WESTMINSTER will today be challenged to return the right to work for asylum seekers 15 years after stripping it away.

It has been against the law for those applying for sanctuary in the UK to enter paid employment since 2002, leaving would-be citizens reliant on state or charitable support.

Last month a paper by Warwick University found scrapping the rule could save tens of millions of pounds of public money.

Now Scots MP Alison Thewliss, a prominent campaigner on immigration, work and welfare issues, will call on ministers to overturn the rule.

The call follows work with a number of constituents in her Glasgow Central seat.

Yesterday Thewliss said: “For far too long, under successive governments, asylum seekers have too often been viewed with scepticism and treated with contempt. Today’s debate is a real opportunity to refocus and remember the origins of the word asylum – that is the protection granted by a state to someone who has left their home country as a political refugee.”

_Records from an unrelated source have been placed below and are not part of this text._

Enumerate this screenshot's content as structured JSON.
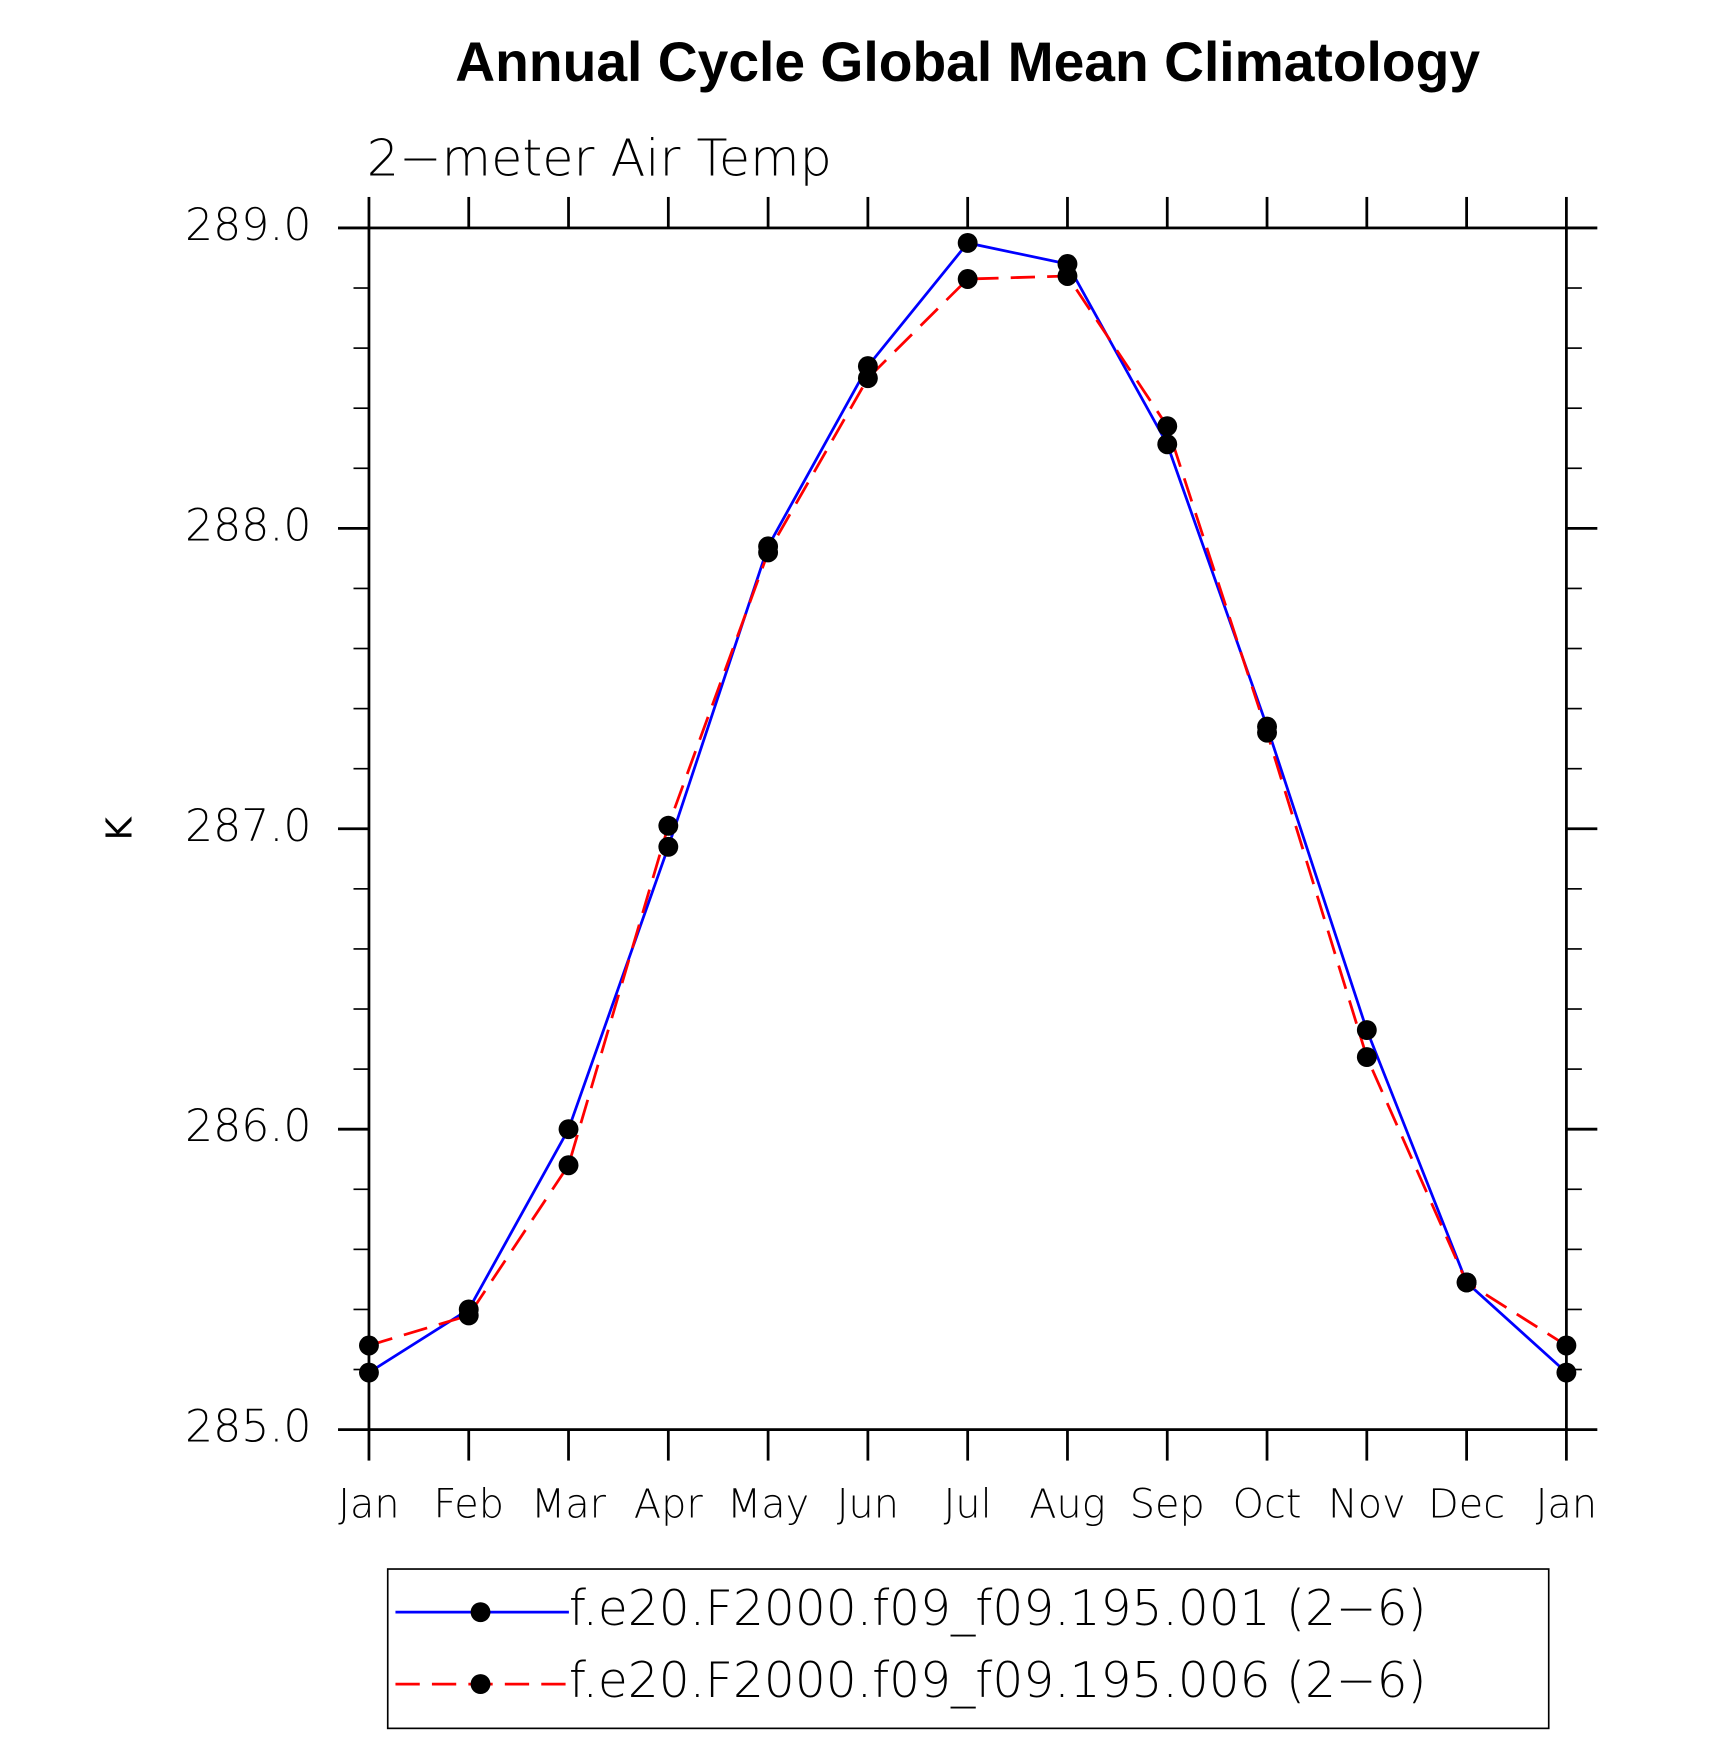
{
  "chart_data": {
    "type": "line",
    "title": "Annual Cycle Global Mean Climatology",
    "subtitle": "2−meter Air Temp",
    "y_label": "K",
    "categories": [
      "Jan",
      "Feb",
      "Mar",
      "Apr",
      "May",
      "Jun",
      "Jul",
      "Aug",
      "Sep",
      "Oct",
      "Nov",
      "Dec",
      "Jan"
    ],
    "series": [
      {
        "name": "f.e20.F2000.f09_f09.195.001 (2−6)",
        "color": "#0000ff",
        "dash": "solid",
        "marker_color": "#000000",
        "values": [
          285.19,
          285.4,
          286.0,
          286.94,
          287.94,
          288.54,
          288.95,
          288.88,
          288.28,
          287.34,
          286.33,
          285.49,
          285.19
        ]
      },
      {
        "name": "f.e20.F2000.f09_f09.195.006 (2−6)",
        "color": "#ff0000",
        "dash": "dashed",
        "marker_color": "#000000",
        "values": [
          285.28,
          285.38,
          285.88,
          287.01,
          287.92,
          288.5,
          288.83,
          288.84,
          288.34,
          287.32,
          286.24,
          285.49,
          285.28
        ]
      }
    ],
    "ylim": [
      285.0,
      289.0
    ],
    "yticks": [
      {
        "value": 285.0,
        "label": "285.0"
      },
      {
        "value": 286.0,
        "label": "286.0"
      },
      {
        "value": 287.0,
        "label": "287.0"
      },
      {
        "value": 288.0,
        "label": "288.0"
      },
      {
        "value": 289.0,
        "label": "289.0"
      }
    ],
    "yminorticks": [
      285.2,
      285.4,
      285.6,
      285.8,
      286.2,
      286.4,
      286.6,
      286.8,
      287.2,
      287.4,
      287.6,
      287.8,
      288.2,
      288.4,
      288.6,
      288.8
    ],
    "grid": false,
    "legend": "bottom"
  }
}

She went on: “The increasingly poor treatment of asylum seekers and the removal of the most basic rights is nothing short of degrading and simply adds further misery to those who have fled persecution.

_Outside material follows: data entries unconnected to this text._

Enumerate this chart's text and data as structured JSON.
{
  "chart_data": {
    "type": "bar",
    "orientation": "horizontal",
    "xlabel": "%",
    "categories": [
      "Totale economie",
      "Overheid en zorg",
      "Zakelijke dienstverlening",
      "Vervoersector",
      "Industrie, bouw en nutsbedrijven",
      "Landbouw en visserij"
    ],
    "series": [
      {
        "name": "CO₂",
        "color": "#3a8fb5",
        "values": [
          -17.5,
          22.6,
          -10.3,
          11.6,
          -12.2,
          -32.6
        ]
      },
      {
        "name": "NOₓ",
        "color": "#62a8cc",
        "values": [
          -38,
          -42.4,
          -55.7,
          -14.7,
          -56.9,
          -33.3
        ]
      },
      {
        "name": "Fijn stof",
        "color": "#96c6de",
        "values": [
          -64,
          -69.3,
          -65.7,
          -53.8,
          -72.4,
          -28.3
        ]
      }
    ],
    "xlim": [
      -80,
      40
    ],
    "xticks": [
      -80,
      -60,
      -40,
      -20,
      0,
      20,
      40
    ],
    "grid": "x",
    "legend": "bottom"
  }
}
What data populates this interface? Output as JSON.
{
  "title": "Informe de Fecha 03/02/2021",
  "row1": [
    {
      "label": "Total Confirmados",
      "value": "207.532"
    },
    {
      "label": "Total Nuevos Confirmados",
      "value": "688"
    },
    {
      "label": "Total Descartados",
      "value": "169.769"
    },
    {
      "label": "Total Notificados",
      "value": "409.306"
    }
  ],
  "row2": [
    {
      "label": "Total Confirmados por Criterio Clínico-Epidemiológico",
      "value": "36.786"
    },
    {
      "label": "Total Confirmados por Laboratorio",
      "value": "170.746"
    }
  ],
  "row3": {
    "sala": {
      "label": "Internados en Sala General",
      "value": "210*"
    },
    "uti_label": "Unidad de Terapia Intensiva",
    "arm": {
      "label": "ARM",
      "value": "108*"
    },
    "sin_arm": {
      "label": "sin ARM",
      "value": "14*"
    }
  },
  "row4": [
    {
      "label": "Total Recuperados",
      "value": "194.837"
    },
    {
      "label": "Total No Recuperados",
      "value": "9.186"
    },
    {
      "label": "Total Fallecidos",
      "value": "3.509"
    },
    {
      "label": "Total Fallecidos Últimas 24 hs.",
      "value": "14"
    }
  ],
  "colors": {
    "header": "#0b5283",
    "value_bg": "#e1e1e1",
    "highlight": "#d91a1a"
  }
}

“I know from speaking to some of the asylum-seeking constituents I represent that life is made ever more difficult due to the draconian restrictions placed upon them by the UK Government. These restrictions range from the threat of detention right through to the ban on working.

“We know that permitting asylum seekers to work would allow them to integrate better into society, develop their English and make friends in what can often be a lonely and new environment. Many are professionals with skills they would love to put to use. This powerful working paper from Warwick University also sets out the significant savings that the government could make if it made a fairly modest change to the immigration rules.”

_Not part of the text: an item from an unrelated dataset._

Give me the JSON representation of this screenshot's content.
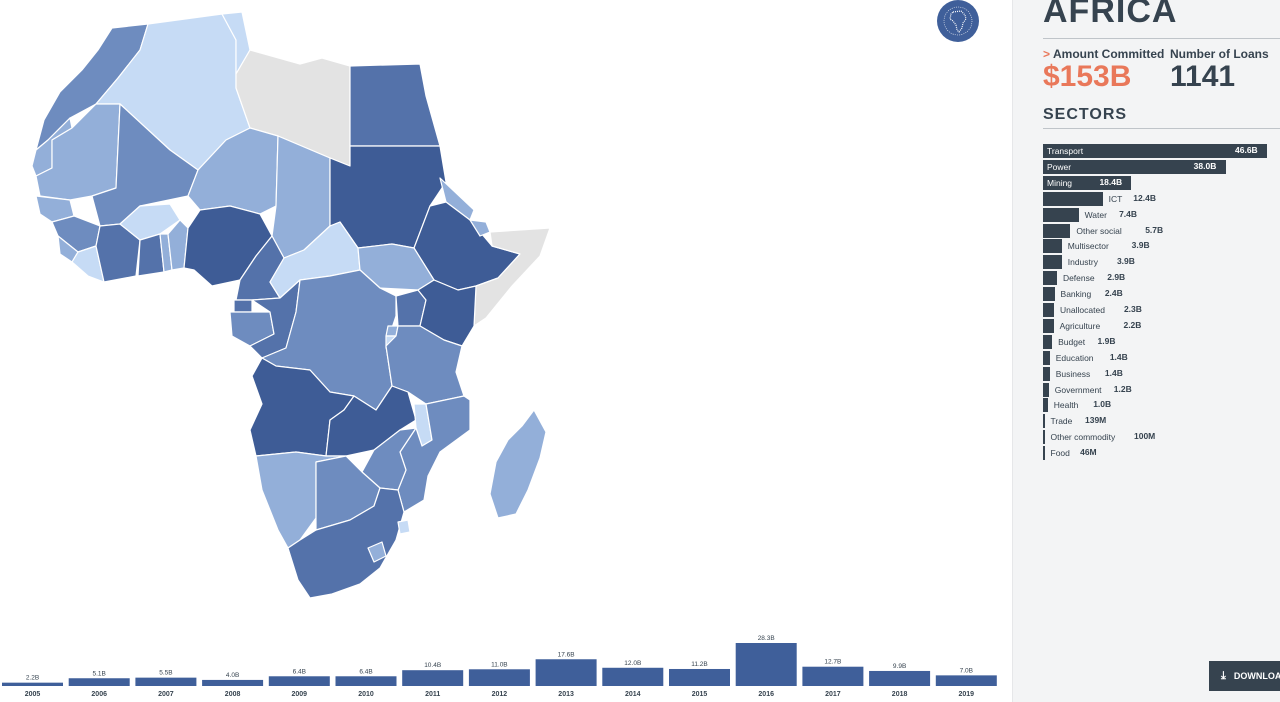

Thewliss will also use the debate to highlight the case of Olivier Mondeke Monongo, an assistant mental health nurse, court translator and Christian pastor denied citizenship as a result of volunteering with the British Red Cross and Bridgeton Citizens Advice in Glasgow.

As exclusively revealed in The National, he won right to remain but officials said the unpaid charity translation help for vulnerable people was a breach of immigration work rules and refused to give him the chance to become a British citizen due to his “bad character”.

The decision means he cannot take his five children on a foreign holiday until at least 2020, which is the earliest date that the decision can be reviewed under Home Office rules.

Thewliss said: “The Government views certain cases of volunteering as being a sign of ‘bad character’. This is absolutely ludicrous and I’ll be looking for answers from ministers.”